弱みを見せない騎士令嬢は傭兵団長に甘やかされる
「ヴィルマーさんはお嬢様のことがお好きなんですか!?」

 ヘルマが声を荒げる。彼女の前で困惑の声を漏らすのはクラウスだ。

「……ううーん」

「クラウスさん!」

「それはぁ、わたしの口からはなんとも……」

 と逃げるクラウスに、がんがん話を続けるヘルマ。

「今朝、お嬢様をヴィルマーさんが家に送って来たんです! もう、わたしお二方が一晩を一緒に過ごしたのかと一瞬勘違いをして……!」

「あっはは!」

 警備隊の朝の鍛錬。ミリアは少し左足が痛むということで休んでいる。そこで、何故かヴィルマーがクラウスに「お前が代わりにいってやれ」とわけがわからないことを言い出したので、クラウスが仕方なくやって来た。そして、鍛錬後にヘルマにあれこれと言われているところだ。

「っていうか、ヘルマさん、ミリアさんのことをお嬢様、って呼んで大丈夫なんですか?」

「えっ、いいんじゃないですか。だって、クラウスさんの前では別にいいでしょ。もうご存じみたいですし」

「うーん。まあ、まあ。うん」

 人々が帰った後に、ヘルマは土を整地するために木材で作ったT字の器具を持って、がりがりと地面の表面を均す。それに仕方なくクラウスも付き合いながら、話を続けた。

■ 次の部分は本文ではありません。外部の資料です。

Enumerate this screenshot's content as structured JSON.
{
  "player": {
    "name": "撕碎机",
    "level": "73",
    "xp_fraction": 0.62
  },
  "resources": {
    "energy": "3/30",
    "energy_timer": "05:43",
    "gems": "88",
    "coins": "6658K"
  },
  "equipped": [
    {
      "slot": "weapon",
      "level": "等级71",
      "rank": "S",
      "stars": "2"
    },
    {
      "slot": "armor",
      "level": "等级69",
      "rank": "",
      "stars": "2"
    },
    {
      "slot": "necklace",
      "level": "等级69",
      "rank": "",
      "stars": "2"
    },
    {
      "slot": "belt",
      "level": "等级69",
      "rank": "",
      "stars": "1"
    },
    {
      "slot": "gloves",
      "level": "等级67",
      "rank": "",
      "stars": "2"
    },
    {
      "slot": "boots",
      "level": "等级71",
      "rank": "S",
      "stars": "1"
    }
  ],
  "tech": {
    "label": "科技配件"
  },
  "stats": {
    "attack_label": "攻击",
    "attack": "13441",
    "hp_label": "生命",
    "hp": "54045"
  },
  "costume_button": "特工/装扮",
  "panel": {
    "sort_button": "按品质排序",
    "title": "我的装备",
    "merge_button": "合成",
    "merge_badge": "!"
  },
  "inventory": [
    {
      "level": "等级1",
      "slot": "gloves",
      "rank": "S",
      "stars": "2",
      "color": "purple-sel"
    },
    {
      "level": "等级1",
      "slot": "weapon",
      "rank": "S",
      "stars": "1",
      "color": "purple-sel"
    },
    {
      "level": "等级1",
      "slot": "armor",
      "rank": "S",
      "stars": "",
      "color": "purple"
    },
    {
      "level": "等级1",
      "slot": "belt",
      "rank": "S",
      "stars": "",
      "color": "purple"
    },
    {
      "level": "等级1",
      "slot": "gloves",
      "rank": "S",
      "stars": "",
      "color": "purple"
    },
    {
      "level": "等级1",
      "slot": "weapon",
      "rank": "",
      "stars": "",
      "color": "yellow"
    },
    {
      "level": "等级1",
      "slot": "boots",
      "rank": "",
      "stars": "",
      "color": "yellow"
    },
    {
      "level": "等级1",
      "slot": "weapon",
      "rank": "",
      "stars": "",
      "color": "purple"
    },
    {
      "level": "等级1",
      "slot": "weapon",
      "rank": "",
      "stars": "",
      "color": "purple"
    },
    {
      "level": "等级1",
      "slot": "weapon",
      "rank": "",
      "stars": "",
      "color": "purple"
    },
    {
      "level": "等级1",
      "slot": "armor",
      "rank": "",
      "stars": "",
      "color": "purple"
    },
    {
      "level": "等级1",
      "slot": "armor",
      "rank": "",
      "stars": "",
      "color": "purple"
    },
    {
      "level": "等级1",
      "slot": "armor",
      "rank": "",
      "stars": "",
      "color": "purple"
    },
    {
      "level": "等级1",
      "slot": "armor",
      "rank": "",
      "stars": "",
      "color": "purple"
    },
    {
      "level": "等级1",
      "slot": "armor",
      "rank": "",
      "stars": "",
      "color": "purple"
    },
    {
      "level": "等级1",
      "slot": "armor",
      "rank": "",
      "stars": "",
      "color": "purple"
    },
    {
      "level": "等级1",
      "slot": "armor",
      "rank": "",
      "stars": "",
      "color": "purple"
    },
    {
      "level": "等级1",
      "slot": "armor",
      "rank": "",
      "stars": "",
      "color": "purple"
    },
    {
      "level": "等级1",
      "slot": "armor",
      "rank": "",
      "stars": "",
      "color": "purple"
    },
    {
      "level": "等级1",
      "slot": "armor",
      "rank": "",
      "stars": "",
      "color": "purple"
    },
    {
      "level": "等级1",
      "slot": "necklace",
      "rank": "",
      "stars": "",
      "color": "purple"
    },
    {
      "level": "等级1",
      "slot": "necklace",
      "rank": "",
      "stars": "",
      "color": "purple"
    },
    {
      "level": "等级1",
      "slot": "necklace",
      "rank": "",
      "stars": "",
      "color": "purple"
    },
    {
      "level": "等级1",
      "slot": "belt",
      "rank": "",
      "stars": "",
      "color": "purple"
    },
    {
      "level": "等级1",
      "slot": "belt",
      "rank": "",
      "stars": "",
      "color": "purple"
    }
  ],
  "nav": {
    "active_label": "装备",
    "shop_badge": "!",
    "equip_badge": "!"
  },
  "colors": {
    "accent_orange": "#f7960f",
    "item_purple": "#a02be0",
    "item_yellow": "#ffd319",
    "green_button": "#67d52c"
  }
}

「まあ、よくわからないんですが……逆にミリアさんはヴィルマーをどう思ってるんですかね?」

「よくわかりません!」

「よくわからない、かぁ~」

 ヘルマは、ぴたりと器具を手で地面に押さえつけるように持って、止まった。

「わかりませんけど……お嬢様は、ご自分が誰かに好きになってもらえることなんて、あるのかと……そう思っていらっしゃるようで……」

「ええっ!?」

 それには、クラウスは驚愕の声をあげる。

「どうして? あんなに綺麗で、その上強くて、あと、あれでしょう。頭も良さそうだし、淡々と見えるかもしれないが穏やかで優しい方じゃないかと……」

「そうですよ!」

「なのに?」

「なのに! です!」

 ヘルマはたんたん、と軽く足を踏み鳴らした。唇を軽く突き出して、心から憤慨をしている様子だ。

「ですから、ヴィルマーさんが本当にお嬢様のことをお好きなら、もう、ガツンと! ガツンと! 言っていただけないと……」

「あっ、それはいいんだ……?」

「それが実るかどうかは別としてですね……!」

「駄目じゃないですか!」

 そう言いながらもクラウスは笑う。ヘルマは本気でミリアのことを心配しているようで、少しばかり斜め上ではあるが、今の状況にやきもきはしているのだ。彼女のその気持ちは、彼にも痛いほど伝わって来る。

 クラウスは「さ、さっさと均して、帰りましょう」とヘルマを急かし、仕方ない、とばかりにヘルマは「はい」と頷く。ミリアからすれば「あなたたちも大概ですね」と言いたくなるような会話をぐだぐだと繰り広げながら、2人は後片付けを続けるのだった。